Once the property is improved, the leasehold interest may be transferred to a new owner who acquires title to the improvements. The leased-fee owner may also transfer title to a successor-in -interest, but the title transfers *subject-to* the ground lease.

At expiry, virtually all modern ground leases provide that the improvements on the land revert to ownership by the landowner/lessor. During the term of the ground lease the landowner is said to hold an* estate in reversion, *which is the leasehold interest which awaits him/her at expiry.

During the term of the ground lease the landowner is free to trade, sell, exchange, or gift the leased-fee interest. He is also free to mortgage the leased-fee interest secured by a mortgage or trust deed recorded against the leased-fee interest only, and not by the leasehold interest.

The value of the leased-fee interest is the present value of the rent payments to be paid in the future, together with the present value of the appreciated value of the land at the time of expiry. While it is inappropriate to capitalize rent flowing from a leasehold interest, it is doubly inappropriate to capitalize the rent from a leased-fee interest because it ignores the reversion value of the land. The simplest method of arriving at the value of the interest is to use a spreadsheet to discount both the rent stream and the appreciated value of the land.

On the spreadsheet, construct a vertical column listing by year the scheduled rents and the appropriate increases. Most, but not all, ground leases will specify scheduled increases during the prime term of the lease. Initially, do not include option years since these years are under the control of the tenant who has the right, but not the obligation, to extend the lease and should carry a higher discount rate.

In a parallel column enter the present value of the underlying land. Increase this value at the rate of 3.0% per year, an historical inflation rate, extending the land values for the prime term of the lease.

At the bottom of the vertical rent column enter the following financial (Excel) function:

**= NPV(discount rate, Value(2)….Value (n) + Value (1))**. This function is chosen rather than the “=PV ( )” financial function because the NPV function discounts changing Values whereas the PV function is limited to one Value. (The NPV function in Excel delivers the Present Value and not the Net Present Value. It also assumes that all values occur the end of the period.)

**Value (1)** is excluded from the discounting function since the first lease payment occurs at the beginning of the period and should not be discounted. Its full value, however, is added later to the resultant NPV.

The same function can be used to discount the land values, except that the Values should not exclude the first year’s value:

**=NPV(discount rate, Value (1)…Value(n))
**

The discount rate is the desired yield from the cash flows and, with respect to the rents, is a function of the financial strength of the tenant. It is prudent not to enter into a ground lease with a developer who lacks a strong financial record and a strong performance history.

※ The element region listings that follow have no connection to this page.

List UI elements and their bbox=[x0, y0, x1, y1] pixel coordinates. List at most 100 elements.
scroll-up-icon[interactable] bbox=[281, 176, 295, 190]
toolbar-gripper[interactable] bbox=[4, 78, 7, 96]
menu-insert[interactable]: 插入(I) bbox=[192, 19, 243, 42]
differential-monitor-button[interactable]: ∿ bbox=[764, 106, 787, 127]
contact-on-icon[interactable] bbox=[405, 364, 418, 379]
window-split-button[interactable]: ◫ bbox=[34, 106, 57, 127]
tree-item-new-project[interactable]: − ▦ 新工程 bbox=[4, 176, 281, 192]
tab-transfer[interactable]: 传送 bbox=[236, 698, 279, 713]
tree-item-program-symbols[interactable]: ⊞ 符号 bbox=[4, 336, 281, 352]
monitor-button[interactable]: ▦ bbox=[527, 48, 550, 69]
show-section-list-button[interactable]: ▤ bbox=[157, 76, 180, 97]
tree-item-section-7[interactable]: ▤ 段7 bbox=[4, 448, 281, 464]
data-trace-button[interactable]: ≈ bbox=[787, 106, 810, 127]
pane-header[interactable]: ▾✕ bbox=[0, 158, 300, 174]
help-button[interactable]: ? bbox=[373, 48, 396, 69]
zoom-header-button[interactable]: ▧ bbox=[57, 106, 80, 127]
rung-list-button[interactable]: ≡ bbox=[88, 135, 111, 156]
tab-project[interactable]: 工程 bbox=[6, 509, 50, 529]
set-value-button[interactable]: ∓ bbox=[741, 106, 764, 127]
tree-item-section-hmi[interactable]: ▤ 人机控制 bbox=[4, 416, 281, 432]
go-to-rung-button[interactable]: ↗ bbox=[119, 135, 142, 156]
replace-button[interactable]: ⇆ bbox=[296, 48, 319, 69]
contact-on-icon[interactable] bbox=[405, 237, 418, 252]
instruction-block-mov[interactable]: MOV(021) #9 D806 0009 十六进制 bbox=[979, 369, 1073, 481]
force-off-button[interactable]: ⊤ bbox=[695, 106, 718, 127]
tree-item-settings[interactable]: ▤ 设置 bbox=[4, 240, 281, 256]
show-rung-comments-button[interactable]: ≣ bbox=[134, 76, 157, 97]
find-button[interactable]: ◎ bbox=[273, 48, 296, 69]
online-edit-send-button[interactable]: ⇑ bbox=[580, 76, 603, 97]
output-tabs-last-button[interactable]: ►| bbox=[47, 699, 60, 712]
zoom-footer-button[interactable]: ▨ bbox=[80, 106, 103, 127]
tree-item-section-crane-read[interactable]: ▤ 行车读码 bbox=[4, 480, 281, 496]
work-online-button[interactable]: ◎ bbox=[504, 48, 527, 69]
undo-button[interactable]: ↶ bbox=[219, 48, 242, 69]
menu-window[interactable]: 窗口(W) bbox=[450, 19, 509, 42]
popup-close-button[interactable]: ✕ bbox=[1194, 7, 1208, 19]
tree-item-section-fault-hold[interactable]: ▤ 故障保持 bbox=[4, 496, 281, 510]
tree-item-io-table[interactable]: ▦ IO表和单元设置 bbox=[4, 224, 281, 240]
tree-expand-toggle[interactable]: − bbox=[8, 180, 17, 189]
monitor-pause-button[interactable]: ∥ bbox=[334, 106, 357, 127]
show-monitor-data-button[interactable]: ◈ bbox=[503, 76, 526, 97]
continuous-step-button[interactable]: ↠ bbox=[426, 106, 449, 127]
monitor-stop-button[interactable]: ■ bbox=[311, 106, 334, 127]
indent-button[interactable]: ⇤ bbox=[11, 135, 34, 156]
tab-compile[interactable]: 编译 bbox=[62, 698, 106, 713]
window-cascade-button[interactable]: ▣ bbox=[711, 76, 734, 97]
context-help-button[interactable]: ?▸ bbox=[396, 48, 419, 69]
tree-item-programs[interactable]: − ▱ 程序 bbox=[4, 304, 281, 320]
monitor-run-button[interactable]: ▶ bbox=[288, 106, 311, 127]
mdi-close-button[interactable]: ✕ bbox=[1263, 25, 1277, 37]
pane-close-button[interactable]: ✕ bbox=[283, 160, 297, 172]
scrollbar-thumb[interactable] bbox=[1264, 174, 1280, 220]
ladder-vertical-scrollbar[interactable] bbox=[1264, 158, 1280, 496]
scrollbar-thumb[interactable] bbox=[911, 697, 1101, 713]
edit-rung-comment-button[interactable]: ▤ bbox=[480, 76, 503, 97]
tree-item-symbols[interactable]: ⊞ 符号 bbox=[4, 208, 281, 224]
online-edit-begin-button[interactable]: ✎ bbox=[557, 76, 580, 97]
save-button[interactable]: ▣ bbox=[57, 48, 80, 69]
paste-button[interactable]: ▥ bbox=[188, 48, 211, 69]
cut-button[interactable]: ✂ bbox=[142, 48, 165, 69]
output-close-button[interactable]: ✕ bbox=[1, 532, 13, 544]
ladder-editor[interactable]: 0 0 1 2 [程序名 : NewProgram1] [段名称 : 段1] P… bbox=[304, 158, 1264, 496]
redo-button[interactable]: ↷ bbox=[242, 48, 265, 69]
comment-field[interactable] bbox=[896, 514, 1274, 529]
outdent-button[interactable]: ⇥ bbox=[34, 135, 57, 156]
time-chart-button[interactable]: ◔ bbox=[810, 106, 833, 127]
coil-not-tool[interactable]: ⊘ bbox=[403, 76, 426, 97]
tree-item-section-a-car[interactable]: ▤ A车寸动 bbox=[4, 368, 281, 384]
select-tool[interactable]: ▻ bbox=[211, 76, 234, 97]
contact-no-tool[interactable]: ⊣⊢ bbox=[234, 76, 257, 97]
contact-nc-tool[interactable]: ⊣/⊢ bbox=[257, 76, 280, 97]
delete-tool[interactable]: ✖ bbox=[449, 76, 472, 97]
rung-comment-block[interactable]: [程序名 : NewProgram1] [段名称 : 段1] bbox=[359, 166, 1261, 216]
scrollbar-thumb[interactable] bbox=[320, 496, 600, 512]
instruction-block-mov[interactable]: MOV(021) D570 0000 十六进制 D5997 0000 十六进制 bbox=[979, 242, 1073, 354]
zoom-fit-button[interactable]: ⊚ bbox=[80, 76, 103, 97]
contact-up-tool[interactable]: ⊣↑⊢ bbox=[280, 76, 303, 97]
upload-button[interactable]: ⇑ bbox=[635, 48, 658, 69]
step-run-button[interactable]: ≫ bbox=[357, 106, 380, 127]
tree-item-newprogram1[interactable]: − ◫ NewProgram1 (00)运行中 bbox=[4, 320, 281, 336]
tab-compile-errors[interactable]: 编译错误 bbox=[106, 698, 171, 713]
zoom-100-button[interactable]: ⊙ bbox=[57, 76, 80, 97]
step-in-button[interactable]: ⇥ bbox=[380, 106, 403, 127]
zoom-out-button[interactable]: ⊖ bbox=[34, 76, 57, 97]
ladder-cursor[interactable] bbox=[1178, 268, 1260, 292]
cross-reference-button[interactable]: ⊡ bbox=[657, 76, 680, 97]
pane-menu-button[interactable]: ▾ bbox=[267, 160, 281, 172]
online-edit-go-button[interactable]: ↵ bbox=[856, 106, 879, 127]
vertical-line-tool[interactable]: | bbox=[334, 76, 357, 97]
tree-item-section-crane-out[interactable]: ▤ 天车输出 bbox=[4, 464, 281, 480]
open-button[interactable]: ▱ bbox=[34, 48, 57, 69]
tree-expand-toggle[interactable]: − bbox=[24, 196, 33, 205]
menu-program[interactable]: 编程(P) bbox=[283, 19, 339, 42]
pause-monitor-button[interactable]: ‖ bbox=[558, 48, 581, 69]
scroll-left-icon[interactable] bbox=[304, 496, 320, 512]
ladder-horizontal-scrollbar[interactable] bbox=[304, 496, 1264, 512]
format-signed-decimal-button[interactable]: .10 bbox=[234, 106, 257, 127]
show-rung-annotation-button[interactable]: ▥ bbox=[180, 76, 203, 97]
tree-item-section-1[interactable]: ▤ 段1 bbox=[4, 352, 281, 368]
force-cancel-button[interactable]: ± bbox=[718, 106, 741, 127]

The discount rate for the land can afford to be less than that from the rents

*if*the ground lease is unsubordinated to a loan on the improvements. In the event of default on the leasehold loan, a lender will invariably step-up to foreclose on the mortgage leaving the lender as the tenant.

If the property is in a desirable location the 3.0% rate used to inflate the land value should be considered a minimum. If the land cannot be expected to appreciate at this rate the value of the location should be reexamined since the value of the land at expiry of a long ground lease will be the greater source of the investor’s total return.

The full value of the leased-fee interest is the sum of the NPVs from rent and the NPV of the appreciated value of the land.

**NOTE:** The same formula can be used to estimate the Present Value of the rents under a leasehold interest. But the discount rate should be much higher since the ground tenant has no share in the appreciated value of the underlying land.